J’ai rencontré des professionnelles parfaitement conscientes des enjeux et surtout, parfaitement réalistes. Reprendre ne signifie pas seulement rouvrir sa porte et son cahier de rendez-vous, acheter un kit avec masques, gel hydro-alcoolique et des gants. C’est bien plus complexe dans la réalité. Il faut avant tout assurer la sécurité des salariés et des clients, et le gouvernement est clair sur le sujet. Il ne souhaite pas atténuer les responsabilités des chefs d’entreprise. Le travail administratif est important, et la réussite du déconfinement passe par la mise en place de protocoles fiables et durables pour tous les postes de l’entreprise. Il faut donc réorganiser en profondeur nos métiers de l’institut, du spa ou des centres d’embellissement du regard et des ongles. Et ceci durablement car ce n’est pas une crise passagère. C’est une autre ère qui s’ouvre devant nous. Il faut réinventer nos méthodes de travail, repenser nos protocoles, et c’est le défi de toute une filière, pas simplement de l’esthéticienne dans son entreprise car toute la chaîne est impactée.
Selon vous, quelle est la première conséquence à tirer de cet arrêt total d’activité ?
R. F. : Nous avons mesuré la fragilité de nos modèles économiques : des trésoreries chancelantes, des prix mal calculés, des difficultés à vendre des produits cosmétiques après le soin. Bref, une grande expertise technique, mais pas assez de rigueur au niveau de la gestion durable de l’entreprise. L’arrêt brutal nous met face à ces réalités.

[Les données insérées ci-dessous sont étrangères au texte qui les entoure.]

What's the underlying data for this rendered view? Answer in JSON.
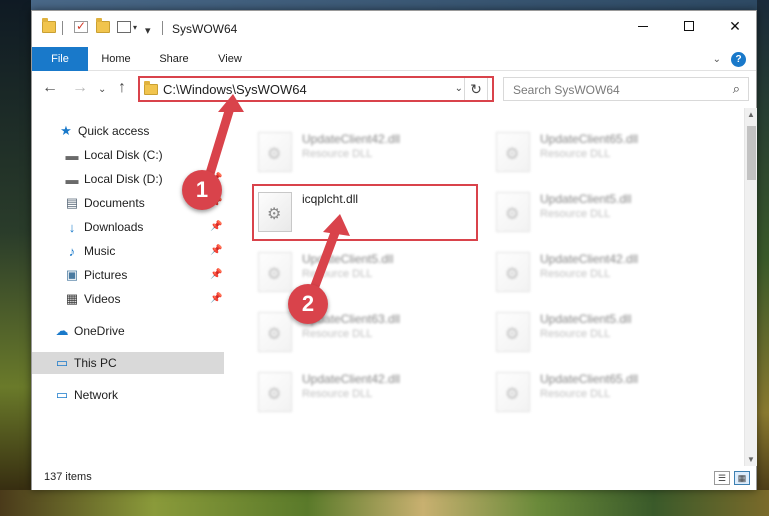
{
  "window": {
    "title": "SysWOW64",
    "minimize_glyph": "",
    "close_glyph": "✕"
  },
  "ribbon": {
    "tabs": [
      "File",
      "Home",
      "Share",
      "View"
    ],
    "expand_glyph": "⌄",
    "help_glyph": "?"
  },
  "navigation": {
    "back_glyph": "←",
    "forward_glyph": "→",
    "recent_glyph": "⌄",
    "up_glyph": "↑",
    "address_path": "C:\\Windows\\SysWOW64",
    "address_dropdown_glyph": "⌄",
    "refresh_glyph": "↻",
    "search_placeholder": "Search SysWOW64",
    "search_icon_glyph": "⌕"
  },
  "sidebar": {
    "items": [
      {
        "label": "Quick access",
        "icon": "star-icon",
        "glyph": "★",
        "color": "#1979ca",
        "pinned": false
      },
      {
        "label": "Local Disk (C:)",
        "icon": "drive-icon",
        "glyph": "▬",
        "color": "#6a6a6a",
        "pinned": false
      },
      {
        "label": "Local Disk (D:)",
        "icon": "drive-icon",
        "glyph": "▬",
        "color": "#6a6a6a",
        "pinned": true
      },
      {
        "label": "Documents",
        "icon": "documents-icon",
        "glyph": "▤",
        "color": "#5a6a7a",
        "pinned": true
      },
      {
        "label": "Downloads",
        "icon": "download-icon",
        "glyph": "↓",
        "color": "#1979ca",
        "pinned": true
      },
      {
        "label": "Music",
        "icon": "music-icon",
        "glyph": "♪",
        "color": "#1979ca",
        "pinned": true
      },
      {
        "label": "Pictures",
        "icon": "pictures-icon",
        "glyph": "▣",
        "color": "#4a7aa0",
        "pinned": true
      },
      {
        "label": "Videos",
        "icon": "videos-icon",
        "glyph": "▦",
        "color": "#3a3a3a",
        "pinned": true
      },
      {
        "label": "OneDrive",
        "icon": "onedrive-icon",
        "glyph": "☁",
        "color": "#1979ca",
        "pinned": false
      },
      {
        "label": "This PC",
        "icon": "computer-icon",
        "glyph": "▭",
        "color": "#1979ca",
        "pinned": false,
        "selected": true
      },
      {
        "label": "Network",
        "icon": "network-icon",
        "glyph": "▭",
        "color": "#1979ca",
        "pinned": false
      }
    ],
    "pin_glyph": "📌"
  },
  "files": [
    {
      "name": "UpdateClient42.dll",
      "type": "Resource DLL",
      "blurred": true
    },
    {
      "name": "UpdateClient65.dll",
      "type": "Resource DLL",
      "blurred": true
    },
    {
      "name": "icqplcht.dll",
      "type": "",
      "blurred": false
    },
    {
      "name": "UpdateClient5.dll",
      "type": "Resource DLL",
      "blurred": true
    },
    {
      "name": "UpdateClient5.dll",
      "type": "Resource DLL",
      "blurred": true
    },
    {
      "name": "UpdateClient42.dll",
      "type": "Resource DLL",
      "blurred": true
    },
    {
      "name": "UpdateClient63.dll",
      "type": "Resource DLL",
      "blurred": true
    },
    {
      "name": "UpdateClient5.dll",
      "type": "Resource DLL",
      "blurred": true
    },
    {
      "name": "UpdateClient42.dll",
      "type": "Resource DLL",
      "blurred": true
    },
    {
      "name": "UpdateClient65.dll",
      "type": "Resource DLL",
      "blurred": true
    }
  ],
  "status": {
    "item_count": "137 items"
  },
  "annotations": {
    "step1": "1",
    "step2": "2",
    "highlight_color": "#d9434b"
  },
  "colors": {
    "accent": "#1979ca",
    "selection": "#d9d9d9"
  }
}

De plus, cette crise est anxiogène car chacune a pu mesurer combien il est complexe, dans nos métiers du toucher, de réaliser des soins sans risque de contamination. Les gestes d’hygiène de sécurité que l’on n’affichait pas, vont devenir aujourd’hui le vecteur central de la communication omnicanale. Les cartes de soin doivent être repensées en fonction du temps nécessaire au nettoyage et cela durablement, je le crains. Sécurité et rentabilité sont les deux axes de réflexion. Certains protocoles doivent être modifiés en fonction de ce que nous vivons. Pas question de faire courir des risques inutiles aux salariés, aux apprentis et aux clients. Une vaste réflexion doit s’engager rapidement et des choix devront être faits.
Si vous aviez un mot d’encouragement, ce serait ?
R. F. : Nous allons réussir ensemble. Cette crise a soudé les lignes, et fait prendre conscience de l’importance de se parler et de chasser nos vieilles lunes. Soyez attentives, ne laissez rien passer. On vous regarde ! Vous n’avez pas le droit à l’erreur, mais vous n’êtes pas seules : toute la filière est mobilisée pour que nous réussissions ensemble ce formidable challenge. Cette crise est une chance pour notre profession. Elle va valoriser vos savoir-faire. Davantage de clientes vont retrouver le chemin de vos instituts pour passer avec vous un moment exceptionnel de détente et de plaisir. Vous avez tous les atouts en mains pour réussir. La CNEP, qui rassemble la filière, est à vos côtés pour relever ce défi.